Un ensemble de mesures de terrain effectuées au Svalbard, un archipel norvégien situé dans le détroit de Fram, montrent qu’un nouveau puits de carbone est probablement en train de se mettre en place dans le Grand Nord. Ces résultats ont été publiés dans la revue Scientific Reports.
Le dioxyde de carbone (CO2) est retiré de l’atmosphère par des puits qui, aux échelles de temps pertinentes pour l’humanité, sont au nombre de deux : d’un côté, la végétation qui le prélève par photosynthèse et fixe les atomes de carbone dans la biomasse, de l’autre l’océan. Toutefois, l’efficacité et la structure de ces puits ne sont pas gravées dans le marbre, mais évoluent elles-mêmes avec le climat.
Une accumulation de matière organique fraîchement formée
Au cours d’une expédition au Svalbard en 2018, des chercheurs ont prélevé des échantillons de sols en plusieurs points autour du fjord Isfjorden. En les étudiant, ils ont constaté que pour les trois sites visités, le substrat minéral était recouvert d’une proto-tourbe, plus précisément d’une couche riche en carbone issue de l’activité photosynthétique de mousses et autres végétations rases.
Avec le réchauffement rapide de la région Arctique, ces dernières conquièrent en effet de nouveaux horizons et semblent retirer une quantité croissante de CO2 de l’atmosphère.

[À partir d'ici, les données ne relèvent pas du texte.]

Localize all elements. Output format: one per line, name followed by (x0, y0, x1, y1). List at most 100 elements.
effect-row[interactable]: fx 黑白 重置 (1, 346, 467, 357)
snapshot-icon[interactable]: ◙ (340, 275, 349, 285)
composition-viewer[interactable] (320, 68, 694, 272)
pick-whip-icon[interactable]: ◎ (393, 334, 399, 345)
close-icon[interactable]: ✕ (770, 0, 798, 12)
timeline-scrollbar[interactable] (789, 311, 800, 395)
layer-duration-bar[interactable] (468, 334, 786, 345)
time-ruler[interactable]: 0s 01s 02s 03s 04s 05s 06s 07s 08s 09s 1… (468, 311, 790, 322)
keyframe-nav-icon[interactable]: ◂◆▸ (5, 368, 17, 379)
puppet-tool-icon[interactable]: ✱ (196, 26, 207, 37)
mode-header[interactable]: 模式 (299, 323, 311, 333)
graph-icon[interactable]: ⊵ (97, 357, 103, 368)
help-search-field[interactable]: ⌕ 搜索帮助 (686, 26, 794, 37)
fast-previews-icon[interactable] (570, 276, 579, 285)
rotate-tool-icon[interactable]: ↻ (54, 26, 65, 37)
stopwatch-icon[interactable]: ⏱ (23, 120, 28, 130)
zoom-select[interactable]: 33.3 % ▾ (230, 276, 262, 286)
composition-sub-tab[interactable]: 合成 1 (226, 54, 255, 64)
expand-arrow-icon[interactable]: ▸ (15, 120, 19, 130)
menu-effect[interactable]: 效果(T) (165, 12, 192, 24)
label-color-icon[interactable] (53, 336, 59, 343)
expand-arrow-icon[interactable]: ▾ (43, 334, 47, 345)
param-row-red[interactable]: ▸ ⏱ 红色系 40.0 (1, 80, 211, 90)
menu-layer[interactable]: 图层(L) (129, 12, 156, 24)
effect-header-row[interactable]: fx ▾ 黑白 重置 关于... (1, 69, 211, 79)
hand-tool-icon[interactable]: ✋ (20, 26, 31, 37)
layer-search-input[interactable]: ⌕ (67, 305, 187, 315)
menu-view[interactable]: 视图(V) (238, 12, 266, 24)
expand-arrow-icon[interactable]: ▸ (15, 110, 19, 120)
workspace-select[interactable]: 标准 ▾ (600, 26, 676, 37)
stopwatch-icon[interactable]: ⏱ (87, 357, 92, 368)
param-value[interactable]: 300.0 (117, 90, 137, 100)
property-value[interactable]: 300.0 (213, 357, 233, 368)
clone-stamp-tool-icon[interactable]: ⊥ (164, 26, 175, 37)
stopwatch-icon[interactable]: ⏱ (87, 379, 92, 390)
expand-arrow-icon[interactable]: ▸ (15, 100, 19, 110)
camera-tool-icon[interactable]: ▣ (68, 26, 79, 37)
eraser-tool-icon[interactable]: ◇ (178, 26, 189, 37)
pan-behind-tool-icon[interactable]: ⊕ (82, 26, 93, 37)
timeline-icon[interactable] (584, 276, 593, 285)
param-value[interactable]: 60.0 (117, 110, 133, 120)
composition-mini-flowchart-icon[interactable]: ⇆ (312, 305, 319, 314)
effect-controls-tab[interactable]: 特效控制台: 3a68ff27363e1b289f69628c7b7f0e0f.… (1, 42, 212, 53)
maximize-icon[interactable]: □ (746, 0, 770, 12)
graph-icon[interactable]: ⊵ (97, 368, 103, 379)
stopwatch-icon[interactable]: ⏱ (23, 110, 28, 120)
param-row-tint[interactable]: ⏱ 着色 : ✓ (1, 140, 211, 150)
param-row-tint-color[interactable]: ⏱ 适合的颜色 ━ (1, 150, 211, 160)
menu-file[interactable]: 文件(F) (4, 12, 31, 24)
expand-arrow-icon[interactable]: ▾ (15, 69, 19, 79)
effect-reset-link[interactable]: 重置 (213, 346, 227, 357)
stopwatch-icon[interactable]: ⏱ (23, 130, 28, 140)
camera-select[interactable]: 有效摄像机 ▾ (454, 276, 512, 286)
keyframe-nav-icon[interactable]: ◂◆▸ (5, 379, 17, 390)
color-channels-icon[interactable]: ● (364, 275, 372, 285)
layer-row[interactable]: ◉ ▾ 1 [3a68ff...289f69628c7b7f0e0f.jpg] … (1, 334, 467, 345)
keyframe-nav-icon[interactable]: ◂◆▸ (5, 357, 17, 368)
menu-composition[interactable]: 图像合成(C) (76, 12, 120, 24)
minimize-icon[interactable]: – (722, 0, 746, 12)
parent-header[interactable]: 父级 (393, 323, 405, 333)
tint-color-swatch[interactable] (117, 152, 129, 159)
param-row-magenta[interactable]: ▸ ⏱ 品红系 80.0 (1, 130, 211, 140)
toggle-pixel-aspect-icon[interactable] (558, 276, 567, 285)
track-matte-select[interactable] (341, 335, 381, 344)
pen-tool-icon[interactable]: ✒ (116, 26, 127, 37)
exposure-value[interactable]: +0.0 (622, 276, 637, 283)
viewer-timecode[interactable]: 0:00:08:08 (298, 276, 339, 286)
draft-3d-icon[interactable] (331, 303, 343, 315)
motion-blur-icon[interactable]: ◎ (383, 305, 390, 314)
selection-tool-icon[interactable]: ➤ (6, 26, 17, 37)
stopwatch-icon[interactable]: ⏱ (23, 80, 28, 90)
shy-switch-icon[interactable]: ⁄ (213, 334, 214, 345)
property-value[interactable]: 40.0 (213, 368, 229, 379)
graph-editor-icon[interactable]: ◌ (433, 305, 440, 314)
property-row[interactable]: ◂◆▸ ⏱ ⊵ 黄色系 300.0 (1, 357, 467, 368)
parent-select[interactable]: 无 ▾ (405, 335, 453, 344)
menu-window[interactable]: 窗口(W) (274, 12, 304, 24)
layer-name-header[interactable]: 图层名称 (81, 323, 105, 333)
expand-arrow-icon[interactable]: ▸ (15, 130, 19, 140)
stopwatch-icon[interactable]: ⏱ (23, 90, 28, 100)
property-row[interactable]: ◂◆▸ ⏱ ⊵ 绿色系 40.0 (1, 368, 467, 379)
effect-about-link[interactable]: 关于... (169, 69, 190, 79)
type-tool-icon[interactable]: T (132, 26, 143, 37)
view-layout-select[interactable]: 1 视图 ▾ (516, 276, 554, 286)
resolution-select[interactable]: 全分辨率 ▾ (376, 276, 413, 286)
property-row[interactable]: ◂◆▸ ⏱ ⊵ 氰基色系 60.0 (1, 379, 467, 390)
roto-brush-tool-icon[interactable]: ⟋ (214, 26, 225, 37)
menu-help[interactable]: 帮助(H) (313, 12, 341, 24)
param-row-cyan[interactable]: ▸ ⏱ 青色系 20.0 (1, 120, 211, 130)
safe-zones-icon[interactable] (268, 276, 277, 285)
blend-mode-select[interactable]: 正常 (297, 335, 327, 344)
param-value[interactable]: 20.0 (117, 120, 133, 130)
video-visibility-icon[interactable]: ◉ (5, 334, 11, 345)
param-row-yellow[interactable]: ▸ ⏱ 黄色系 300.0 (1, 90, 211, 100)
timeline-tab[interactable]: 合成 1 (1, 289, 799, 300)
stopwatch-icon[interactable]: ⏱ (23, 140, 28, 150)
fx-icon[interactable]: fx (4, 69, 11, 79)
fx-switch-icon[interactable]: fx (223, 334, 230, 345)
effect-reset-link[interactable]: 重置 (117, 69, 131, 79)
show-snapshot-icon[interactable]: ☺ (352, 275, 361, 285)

On rappelle que sur les trente dernières années, la température moyenne au Svalbard a augmenté de 1,7 °C avec un cumul de précipitations qui progresse de 2 % par décennie depuis le début du vingtième siècle.
Le verdissement de l’Arctique ouvre-t-il un nouveau puits de carbone continental ?
« Si le processus qui génère de la proto-tourbe se produit de manière extensive, un réservoir de carbone inattendu, ou une communauté végétale qui atténue le changement climatique, pourrait être en train de s’établir dans le nord », rapporte Minna Väliranta, coauteure de l’étude.
La propagation des végétaux dans des régions autrefois stériles représenterait par conséquent une forme de rétroaction négative de la biosphère, c’est-à-dire une réponse du système qui amortit la perturbation initiale. « Ce réservoir n’a pas été inclus dans la modélisation des écosystèmes et de l’atmosphère, car on pense traditionnellement qu’aucune nouvelle tourbière ne se forme », ajoute la chercheuse.
Une représentation réaliste du cycle du carbone dans les modèles nécessitera la prise en compte de ces observations en faveur d’une séquestration augmentée du carbone dans les sols des hautes latitudes. « On peut dire que la découverte de nouveaux puits de carbone met en jeu une nouvelle composante qui doit être considérée dans les modèles pour mieux prédire le fonctionnement des écosystèmes dans un climat qui se réchauffe », relate M. Väliranta.
Cependant, les scientifiques avertissent également sur la fragilité de ce puits, en particulier vis-à-vis d’un environnement qui pourrait venir à manquer d’eau. De futurs travaux seront par conséquent nécessaires pour comprendre tous les tenants et aboutissants de ces observations.